Restaurants & social media

Since starting the blog way back when, I've been fascinated by the way restaurants promote themselves.

The immediacy of Twitter has brought this into sharp relief.  Press releases, restaurant reviews and character assasinations are reduced to 140 letters and spaces.  Restaurants, PRs, bloggers and critics are all mixing it up in one big stockpot. In this environment where everyone has a voice, some restaurants thrive on being at the heart of the action.  Others hang in there despite sustained flak.  Others still, it should be remembered, thrive despite having no truck with this new technology.

From my experience those restaurants that have achieved sustainable success have done so because they run good businesses: good food that lives up to or exceeds expectations, they're in a decent location and have a sensible handle on costs versus revenue.  Good PR is also essential because the restaurant needs profile and the public needs to know why they should eat there and social media is an important element of that - it's a brilliant multiplier.
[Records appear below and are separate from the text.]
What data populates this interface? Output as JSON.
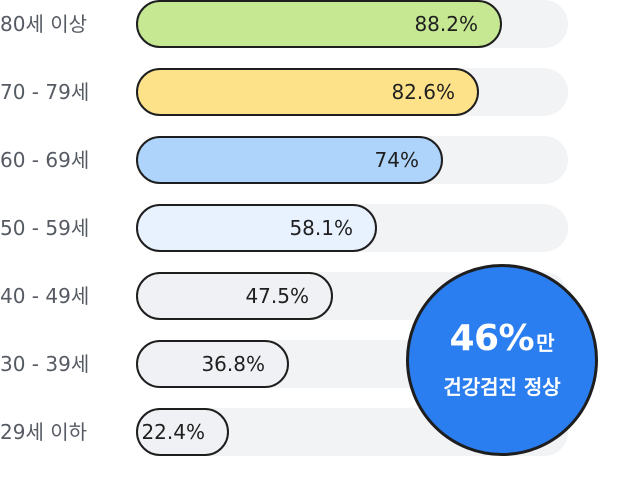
{
  "chart_data": {
    "type": "bar",
    "orientation": "horizontal",
    "categories": [
      "80세 이상",
      "70 - 79세",
      "60 - 69세",
      "50 - 59세",
      "40 - 49세",
      "30 - 39세",
      "29세 이하"
    ],
    "values": [
      88.2,
      82.6,
      74,
      58.1,
      47.5,
      36.8,
      22.4
    ],
    "value_labels": [
      "88.2%",
      "82.6%",
      "74%",
      "58.1%",
      "47.5%",
      "36.8%",
      "22.4%"
    ],
    "unit": "%",
    "xlim": [
      0,
      100
    ],
    "grid": false,
    "legend": "none",
    "bar_colors": [
      "#c6e893",
      "#fde28a",
      "#aed4fb",
      "#e8f2fe",
      "#f0f1f4",
      "#f0f1f4",
      "#f0f1f4"
    ],
    "track_color": "#f2f3f5",
    "outline_color": "#1e1e1e"
  },
  "badge": {
    "percent": "46%",
    "suffix": "만",
    "caption": "건강검진 정상",
    "color": "#2b7ef0"
  }
}
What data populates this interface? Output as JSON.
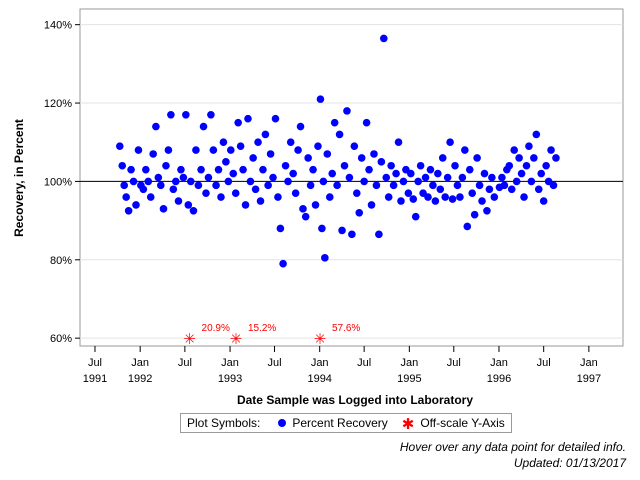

I get the feeling though, that some restaurants and their PRs feel that they have to get involved in social media as an end in itself. Rather than because it helps the company gets bums on seats and that afterall is the purpose of PR.

If I owned a restaurant and a PR agency was trying to convince me that a really important element of my communications programme was to engage with bloggers and social media and they are the only agency that really gets it, I'd ask them the following questions:

  • Why do you think bloggers are so important?
  • Can you send me your social media distribution list and explain your rationale for each individual on it?
  • I know I can't control who eats in my restaurant, but what is the value to my reputation and my bottom line of having a twitter stream and who should write it?
  • Can you justify why my restaurant needs bloggers?
  • Bloggers are always looking for the new thing, so won't they come anyway, whatever I do?
  • Who is going to get the most out of your proposed blogger outreach programme?
  • Why do so many restaurants thrive without entering the social media maelstrom?
  • Can you show me your personal twitter stream?
  • Can you explain to me what you understand by the phrase don't mix business with pleasure?
  • I thought social media was all about the conversation.  Why do I need a PR firm? Can't I do it myself?

It's not all one sided.  If I was in the food PR business, I'd ask some of my clients:

  • Who on earth are you trying to appeal to?
  • Do you not think that there's a reason that nobody has opened up that 'concept' before?
  • Are you sure you want to get bloggers here?  More coverage doesn't necessarily mean better coverage and the outcome isn't always pretty.